The dead arapaima washed up on the bank of the Caloosahatchee River and was found by Leah Getts walking through Cape Coral’s Jaycee Park. The Getts had no idea what type of fish it was, but after posting it to Facebook, someone was able to identify it.
“It was bigger than my 7-year-old. I thought that is nothing I’ve ever seen before. It was kind of white with a pinkish tail.” Getts told NBC 2. “It had a huge kind of open bass looking kind of mouth. It didn’t look like anything I had heard of or seen before.”
Getts isn’t being overdramatic in saying the fish was bigger than her seven-year-old, arapaima can grow up to 10 feet in length and weigh more than 400 pounds. They’re also hideous-looking.
If you thought the gators, the Nile monitor lizards and the Burmese pythons weren't scary enough, meet #Florida's newest resident, the Arapaima, a favorite of #RiverMonstershttps://t.co/6EqHU8A151 #CapeCoral pic.twitter.com/QhKAQQB6hO
— Florida Freakshow Podcast (@FlaFreakshow) February 12, 2021
The fish is torpedo-shaped with large dark green scales with red markings. The scales are also extremely hard as they protect many, many layers of collagen fibers. The structure of their scales are similar to plywood; to say it’s a heavily-armored fish would be an understatement.
The arapaima don’t just eat other fish, either, they’re also known for eating birds and other mammals on the surface of the water among seeds and insects as well. The fish use a “gulper” feeding strategy, which means they open their mouths and create a vacuum that pulls in food objects. Arapaima then shred their prey thanks to their bony teeth and the roof of their palates.
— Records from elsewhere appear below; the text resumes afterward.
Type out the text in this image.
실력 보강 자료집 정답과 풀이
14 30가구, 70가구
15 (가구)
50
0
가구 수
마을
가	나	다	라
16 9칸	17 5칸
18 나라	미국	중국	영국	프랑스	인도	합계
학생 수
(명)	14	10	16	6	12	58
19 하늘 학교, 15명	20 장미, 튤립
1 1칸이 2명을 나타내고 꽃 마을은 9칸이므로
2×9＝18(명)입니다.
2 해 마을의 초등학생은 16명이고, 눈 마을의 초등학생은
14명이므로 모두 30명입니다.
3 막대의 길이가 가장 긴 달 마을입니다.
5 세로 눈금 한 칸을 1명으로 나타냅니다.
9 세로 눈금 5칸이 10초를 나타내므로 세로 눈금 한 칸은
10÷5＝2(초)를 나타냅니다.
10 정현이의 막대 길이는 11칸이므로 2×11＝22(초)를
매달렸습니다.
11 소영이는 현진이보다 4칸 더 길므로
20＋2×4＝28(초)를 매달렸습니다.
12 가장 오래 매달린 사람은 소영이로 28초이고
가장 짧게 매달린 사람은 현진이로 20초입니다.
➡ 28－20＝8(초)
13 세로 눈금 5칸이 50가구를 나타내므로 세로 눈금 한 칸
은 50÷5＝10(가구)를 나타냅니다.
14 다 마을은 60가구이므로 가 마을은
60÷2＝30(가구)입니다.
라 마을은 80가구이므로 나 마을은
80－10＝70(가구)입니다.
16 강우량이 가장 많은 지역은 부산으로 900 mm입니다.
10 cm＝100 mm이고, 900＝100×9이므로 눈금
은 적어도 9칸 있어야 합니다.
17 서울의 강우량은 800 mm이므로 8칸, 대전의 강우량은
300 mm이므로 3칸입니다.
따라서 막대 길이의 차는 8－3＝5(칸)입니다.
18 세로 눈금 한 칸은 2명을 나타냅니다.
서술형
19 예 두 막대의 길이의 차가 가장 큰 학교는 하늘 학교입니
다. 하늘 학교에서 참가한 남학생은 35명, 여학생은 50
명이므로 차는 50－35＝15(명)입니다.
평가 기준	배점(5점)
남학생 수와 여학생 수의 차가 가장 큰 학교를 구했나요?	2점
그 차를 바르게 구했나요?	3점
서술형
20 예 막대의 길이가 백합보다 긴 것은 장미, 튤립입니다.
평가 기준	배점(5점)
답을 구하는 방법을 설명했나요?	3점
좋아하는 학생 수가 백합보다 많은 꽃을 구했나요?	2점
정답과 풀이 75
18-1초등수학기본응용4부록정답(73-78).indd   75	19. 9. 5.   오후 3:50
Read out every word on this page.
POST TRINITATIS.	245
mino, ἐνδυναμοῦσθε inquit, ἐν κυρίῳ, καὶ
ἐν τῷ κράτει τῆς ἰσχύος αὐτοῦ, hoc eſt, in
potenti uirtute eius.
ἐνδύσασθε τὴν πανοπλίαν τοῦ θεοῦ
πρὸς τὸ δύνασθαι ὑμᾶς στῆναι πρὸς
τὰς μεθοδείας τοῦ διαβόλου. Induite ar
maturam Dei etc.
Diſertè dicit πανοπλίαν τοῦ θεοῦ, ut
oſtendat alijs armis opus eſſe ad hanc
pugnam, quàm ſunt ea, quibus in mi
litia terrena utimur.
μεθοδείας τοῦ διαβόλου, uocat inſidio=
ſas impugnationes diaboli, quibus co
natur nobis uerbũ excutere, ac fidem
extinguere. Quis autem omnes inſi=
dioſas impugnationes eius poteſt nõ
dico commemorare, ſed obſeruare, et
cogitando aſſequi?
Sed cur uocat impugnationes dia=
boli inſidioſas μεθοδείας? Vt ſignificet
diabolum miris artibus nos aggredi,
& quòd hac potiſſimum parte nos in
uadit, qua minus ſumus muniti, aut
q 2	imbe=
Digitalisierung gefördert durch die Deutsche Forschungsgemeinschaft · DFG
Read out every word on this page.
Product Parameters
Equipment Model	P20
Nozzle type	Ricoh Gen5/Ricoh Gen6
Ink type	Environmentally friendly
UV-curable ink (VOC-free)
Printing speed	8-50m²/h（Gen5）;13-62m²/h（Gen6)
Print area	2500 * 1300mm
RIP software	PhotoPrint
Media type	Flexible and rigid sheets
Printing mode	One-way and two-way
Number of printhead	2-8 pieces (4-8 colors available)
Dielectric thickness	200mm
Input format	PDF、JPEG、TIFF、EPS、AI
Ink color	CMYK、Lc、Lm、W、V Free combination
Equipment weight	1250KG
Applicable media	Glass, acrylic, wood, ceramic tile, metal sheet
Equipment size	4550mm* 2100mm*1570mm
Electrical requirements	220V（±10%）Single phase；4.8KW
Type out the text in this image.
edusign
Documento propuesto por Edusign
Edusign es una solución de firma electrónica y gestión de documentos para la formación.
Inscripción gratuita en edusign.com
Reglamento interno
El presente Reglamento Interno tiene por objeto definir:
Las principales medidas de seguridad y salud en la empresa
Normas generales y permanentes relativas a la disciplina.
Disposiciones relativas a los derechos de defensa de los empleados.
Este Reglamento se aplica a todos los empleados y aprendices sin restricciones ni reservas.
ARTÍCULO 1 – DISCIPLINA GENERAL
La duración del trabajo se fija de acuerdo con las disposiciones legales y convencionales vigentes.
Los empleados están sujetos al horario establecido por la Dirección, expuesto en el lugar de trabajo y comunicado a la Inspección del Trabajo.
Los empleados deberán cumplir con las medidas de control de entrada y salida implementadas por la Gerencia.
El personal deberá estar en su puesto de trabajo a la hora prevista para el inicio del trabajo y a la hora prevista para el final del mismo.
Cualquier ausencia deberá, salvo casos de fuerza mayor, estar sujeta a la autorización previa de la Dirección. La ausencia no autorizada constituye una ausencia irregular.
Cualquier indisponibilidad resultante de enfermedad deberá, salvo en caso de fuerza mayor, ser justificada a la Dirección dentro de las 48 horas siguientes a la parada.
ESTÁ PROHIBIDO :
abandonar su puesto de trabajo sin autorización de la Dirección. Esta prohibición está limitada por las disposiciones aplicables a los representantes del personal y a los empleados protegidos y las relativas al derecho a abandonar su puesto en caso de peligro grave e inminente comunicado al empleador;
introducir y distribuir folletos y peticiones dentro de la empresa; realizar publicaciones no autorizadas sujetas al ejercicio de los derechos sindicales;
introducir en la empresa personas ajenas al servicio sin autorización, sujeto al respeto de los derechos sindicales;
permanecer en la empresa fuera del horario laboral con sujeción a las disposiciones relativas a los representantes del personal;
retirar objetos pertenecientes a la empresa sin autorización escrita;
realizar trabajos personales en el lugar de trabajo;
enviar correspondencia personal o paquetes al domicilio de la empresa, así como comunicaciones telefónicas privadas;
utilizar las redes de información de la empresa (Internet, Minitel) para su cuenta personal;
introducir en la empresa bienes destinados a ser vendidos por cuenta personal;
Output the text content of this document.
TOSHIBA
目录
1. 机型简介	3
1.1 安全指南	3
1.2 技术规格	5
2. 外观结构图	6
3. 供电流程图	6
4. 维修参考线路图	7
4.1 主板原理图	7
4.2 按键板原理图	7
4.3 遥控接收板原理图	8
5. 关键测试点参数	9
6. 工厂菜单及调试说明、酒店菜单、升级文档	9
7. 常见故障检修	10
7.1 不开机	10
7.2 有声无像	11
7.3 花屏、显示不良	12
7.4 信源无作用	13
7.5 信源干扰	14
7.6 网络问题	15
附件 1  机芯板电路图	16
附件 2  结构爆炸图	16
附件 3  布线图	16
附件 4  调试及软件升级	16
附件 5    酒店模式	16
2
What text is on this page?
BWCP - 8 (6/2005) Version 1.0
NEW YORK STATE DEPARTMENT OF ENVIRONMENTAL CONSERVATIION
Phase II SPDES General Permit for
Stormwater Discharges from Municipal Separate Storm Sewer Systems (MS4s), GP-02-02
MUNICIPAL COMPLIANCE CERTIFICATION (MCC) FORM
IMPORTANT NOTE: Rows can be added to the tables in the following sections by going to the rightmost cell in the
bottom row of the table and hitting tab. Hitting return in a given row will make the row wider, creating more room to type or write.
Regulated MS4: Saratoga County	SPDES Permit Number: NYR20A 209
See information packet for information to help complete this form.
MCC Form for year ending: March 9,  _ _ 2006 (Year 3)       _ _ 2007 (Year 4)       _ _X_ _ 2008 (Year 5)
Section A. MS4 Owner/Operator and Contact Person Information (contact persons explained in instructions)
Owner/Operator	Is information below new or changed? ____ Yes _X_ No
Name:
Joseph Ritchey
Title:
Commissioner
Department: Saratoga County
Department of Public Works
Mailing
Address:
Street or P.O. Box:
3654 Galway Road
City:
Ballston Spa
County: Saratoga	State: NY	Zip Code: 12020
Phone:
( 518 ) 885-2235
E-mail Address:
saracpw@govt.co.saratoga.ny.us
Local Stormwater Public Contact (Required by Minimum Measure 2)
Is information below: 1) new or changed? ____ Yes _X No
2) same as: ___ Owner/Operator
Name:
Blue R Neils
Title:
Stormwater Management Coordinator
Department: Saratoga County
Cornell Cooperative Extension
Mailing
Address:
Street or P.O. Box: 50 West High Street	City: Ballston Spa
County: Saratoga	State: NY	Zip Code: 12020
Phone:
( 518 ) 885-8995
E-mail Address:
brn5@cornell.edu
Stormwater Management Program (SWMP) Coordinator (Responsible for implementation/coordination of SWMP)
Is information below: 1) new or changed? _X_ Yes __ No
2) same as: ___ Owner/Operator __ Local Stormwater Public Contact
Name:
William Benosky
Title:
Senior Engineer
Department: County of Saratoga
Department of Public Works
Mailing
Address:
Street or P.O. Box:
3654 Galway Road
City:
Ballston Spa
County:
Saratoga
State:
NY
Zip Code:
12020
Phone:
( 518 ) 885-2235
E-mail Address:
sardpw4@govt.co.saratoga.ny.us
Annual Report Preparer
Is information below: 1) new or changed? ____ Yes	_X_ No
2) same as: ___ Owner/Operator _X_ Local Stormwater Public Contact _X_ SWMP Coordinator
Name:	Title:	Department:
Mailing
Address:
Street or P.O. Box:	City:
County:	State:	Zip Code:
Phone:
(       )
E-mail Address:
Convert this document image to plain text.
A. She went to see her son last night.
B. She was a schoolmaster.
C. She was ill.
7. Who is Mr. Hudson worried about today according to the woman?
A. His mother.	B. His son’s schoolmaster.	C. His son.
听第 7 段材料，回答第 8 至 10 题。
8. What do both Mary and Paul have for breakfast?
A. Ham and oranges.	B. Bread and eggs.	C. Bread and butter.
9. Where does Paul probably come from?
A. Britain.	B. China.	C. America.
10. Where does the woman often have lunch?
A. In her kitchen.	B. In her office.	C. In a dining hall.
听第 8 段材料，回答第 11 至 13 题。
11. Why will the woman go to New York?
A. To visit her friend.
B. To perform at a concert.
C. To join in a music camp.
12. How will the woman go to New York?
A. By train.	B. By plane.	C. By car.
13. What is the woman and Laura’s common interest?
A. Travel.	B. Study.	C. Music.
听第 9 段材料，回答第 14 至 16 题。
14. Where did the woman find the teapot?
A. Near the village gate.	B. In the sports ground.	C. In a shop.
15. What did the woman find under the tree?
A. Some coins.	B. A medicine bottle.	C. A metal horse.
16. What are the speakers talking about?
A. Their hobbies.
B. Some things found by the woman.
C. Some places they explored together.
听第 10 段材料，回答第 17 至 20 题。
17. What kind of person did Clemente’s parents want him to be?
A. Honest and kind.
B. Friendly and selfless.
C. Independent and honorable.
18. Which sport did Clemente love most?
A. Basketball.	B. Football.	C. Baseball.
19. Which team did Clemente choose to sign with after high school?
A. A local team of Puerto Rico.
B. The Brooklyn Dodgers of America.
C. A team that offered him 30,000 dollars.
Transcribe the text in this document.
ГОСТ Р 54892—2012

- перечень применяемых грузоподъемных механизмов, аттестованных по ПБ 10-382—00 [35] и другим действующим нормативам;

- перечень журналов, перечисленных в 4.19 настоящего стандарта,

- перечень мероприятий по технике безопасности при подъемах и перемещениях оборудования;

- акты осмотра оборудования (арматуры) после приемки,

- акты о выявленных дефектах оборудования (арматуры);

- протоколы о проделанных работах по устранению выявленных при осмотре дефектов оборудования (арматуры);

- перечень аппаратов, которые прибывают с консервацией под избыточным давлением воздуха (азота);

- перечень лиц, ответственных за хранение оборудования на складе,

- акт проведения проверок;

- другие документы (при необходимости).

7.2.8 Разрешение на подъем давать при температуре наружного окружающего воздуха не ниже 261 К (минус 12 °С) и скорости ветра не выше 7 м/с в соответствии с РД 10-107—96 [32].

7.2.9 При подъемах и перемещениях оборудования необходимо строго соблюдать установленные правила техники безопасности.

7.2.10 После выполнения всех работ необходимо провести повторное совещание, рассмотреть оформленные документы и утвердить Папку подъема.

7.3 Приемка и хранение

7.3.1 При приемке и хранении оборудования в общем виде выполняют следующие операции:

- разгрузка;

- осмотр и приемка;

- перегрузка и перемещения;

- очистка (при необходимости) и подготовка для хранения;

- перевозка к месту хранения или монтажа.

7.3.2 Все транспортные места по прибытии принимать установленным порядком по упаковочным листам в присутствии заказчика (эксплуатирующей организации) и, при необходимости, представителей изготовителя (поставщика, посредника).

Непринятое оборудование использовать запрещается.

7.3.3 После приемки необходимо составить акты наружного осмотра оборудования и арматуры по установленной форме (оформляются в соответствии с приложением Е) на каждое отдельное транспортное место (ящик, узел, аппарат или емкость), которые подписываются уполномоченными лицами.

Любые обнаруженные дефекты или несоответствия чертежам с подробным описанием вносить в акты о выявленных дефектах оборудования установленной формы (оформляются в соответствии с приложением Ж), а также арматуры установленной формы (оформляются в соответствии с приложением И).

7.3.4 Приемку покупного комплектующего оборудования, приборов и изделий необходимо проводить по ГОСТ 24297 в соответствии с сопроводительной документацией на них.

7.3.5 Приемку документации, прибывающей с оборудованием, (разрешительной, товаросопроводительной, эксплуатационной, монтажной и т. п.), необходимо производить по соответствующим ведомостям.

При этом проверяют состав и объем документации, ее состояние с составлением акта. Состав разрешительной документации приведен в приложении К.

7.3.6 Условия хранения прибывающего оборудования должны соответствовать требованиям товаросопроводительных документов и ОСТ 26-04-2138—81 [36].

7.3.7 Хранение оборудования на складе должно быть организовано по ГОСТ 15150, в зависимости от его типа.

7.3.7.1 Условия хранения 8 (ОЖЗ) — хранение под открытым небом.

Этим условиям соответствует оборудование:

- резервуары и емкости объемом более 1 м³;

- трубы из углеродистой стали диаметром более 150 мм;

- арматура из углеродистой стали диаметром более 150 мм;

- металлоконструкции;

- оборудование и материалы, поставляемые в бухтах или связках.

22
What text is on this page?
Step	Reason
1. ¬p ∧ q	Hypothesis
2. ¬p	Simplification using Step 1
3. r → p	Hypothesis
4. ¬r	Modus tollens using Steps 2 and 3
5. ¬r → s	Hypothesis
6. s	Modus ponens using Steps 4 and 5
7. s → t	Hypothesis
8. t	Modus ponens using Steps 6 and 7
They also have the ability to attack prey above the surface by bursting out of the water.
John Cassani, an Ecologist for the Calusa Waterkeeper worries that the dead fish found in Florida could mean there are more in the area.
“The primary concern with Arapaima is that they would become established and reproduce naturally.” Cassani told NBC 2.
There you have it, yet another species in Florida that you have to keep your head on a swivel for.